Numbers don’t lie. Donald Trump won the Iowa caucus vote by 51%, compared to 21.2% for Ron DeSantis and 19.1% for Nikki Haley. About 110,000 people turned out, all Republicans (though some may have registered for that occasion only), roughly 15% of registered Iowa Republicans.
Pundits are hard at work parsing data and interviewing each other. Mainstream media touted a “landslide win”. It has been immersing us with headlines about disaffected youth, college grads who are no longer reliably Democratic, evangelicals adopting Donald Trump as their savior figure, speculation on trial dates that might — might, who can say? — affect something about the election in November.
So let’s think about that 51%.
Who was it who voted for a man who has never stopped campaigning for reelection? Barely half of a turnout comprised of demonstrably committed partisans motivated to brave sub-zero wind chills voted for their past President of the United States. The rest of that turnout was ready to vote for someone else. And they did! By definition, against Trump.

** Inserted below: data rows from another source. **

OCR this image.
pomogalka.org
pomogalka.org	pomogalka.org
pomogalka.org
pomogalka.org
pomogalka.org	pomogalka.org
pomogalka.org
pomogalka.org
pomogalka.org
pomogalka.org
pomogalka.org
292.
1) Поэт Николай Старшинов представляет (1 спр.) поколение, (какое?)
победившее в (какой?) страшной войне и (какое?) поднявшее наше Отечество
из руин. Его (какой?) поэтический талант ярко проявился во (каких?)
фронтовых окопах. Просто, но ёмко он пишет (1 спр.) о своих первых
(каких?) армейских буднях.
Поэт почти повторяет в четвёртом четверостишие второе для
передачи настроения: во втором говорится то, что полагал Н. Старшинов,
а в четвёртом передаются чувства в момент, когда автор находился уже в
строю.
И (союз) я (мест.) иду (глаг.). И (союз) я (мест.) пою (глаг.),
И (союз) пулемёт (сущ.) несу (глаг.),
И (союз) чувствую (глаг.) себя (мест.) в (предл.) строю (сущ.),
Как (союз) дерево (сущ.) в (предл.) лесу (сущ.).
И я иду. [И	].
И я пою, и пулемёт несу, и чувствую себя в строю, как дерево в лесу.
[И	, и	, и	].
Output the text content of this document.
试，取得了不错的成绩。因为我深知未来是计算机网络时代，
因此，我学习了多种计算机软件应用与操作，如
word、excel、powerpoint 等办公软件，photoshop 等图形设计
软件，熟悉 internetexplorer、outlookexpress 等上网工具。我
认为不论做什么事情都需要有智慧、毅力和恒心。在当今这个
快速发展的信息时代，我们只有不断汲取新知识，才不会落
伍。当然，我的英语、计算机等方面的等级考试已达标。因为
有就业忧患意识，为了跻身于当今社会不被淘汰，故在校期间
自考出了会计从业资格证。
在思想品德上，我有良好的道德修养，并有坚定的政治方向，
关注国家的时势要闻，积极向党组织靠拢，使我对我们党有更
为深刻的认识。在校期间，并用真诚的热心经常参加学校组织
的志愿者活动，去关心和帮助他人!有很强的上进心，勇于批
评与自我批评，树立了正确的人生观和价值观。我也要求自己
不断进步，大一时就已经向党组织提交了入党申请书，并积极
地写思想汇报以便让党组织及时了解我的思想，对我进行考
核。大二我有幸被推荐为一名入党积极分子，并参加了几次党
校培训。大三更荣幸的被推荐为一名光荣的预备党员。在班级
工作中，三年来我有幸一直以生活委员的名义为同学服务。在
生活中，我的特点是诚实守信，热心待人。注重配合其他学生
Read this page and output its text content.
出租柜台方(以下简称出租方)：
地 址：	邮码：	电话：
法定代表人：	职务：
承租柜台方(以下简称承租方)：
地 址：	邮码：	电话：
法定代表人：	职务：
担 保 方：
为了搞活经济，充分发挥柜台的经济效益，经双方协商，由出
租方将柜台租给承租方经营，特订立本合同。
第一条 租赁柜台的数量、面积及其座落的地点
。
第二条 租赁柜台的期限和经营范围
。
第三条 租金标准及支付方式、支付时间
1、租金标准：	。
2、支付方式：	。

Mark Sumner said it vividly:
The question shouldn’t be why Trump scraped out a bare majority of Republican voters, but why he didn’t win bigger. …
Trump barely got half the vote in a cakewalk against opponents who couldn’t stop genuflecting in his direction and who devoted their time and money to sniping at each other. That he defeated this crew by 1% is not something to brag about. It’s a signal that even in his own party, many voters are looking for an alternative.
If Ron and Nikki were not on the ballot, of course, it’s not likely the 48+% would vote for Joe Biden. Or turn Green Party. But 51% of a solidly committed-Republican base — that is a tepid response for Trump. It may well be that individual members of the much vaunted base which office-holders and editorial writers are paying such obeisance to, those folks who are so persistently polled for portents, is, ah, more chimerical when it comes to actually casting an election ballot. That 51% is a majority only of Republicans, a fairly thin margin at that.
And importantly, that’s before the Trump insurrection trial starts. Jack Smith’s prosecution in DC could begin this summer. Donald Trump is exceedingly clever at managing visibility and as a defendant, he has more latitude to natter on than the prosecution, much more. But up until now, the merits of the case — of Trump’s activities from the election to Jan.6 in Congress — have not been the controlling news. With opening statements, they will be.
I am not arguing here that evidence at trial, or Trump’s unrestrainable criticisms of justice, or his bellicose campaign speeches from the courthouse steps, will loosen the Iowa-style support Trump enjoyed among the deeply-seated loyalists of his 51%. I am suggesting the base as a whole may be smaller and thinner, more evanescent than, say, House Republicans and reporters meeting daily deadlines believe.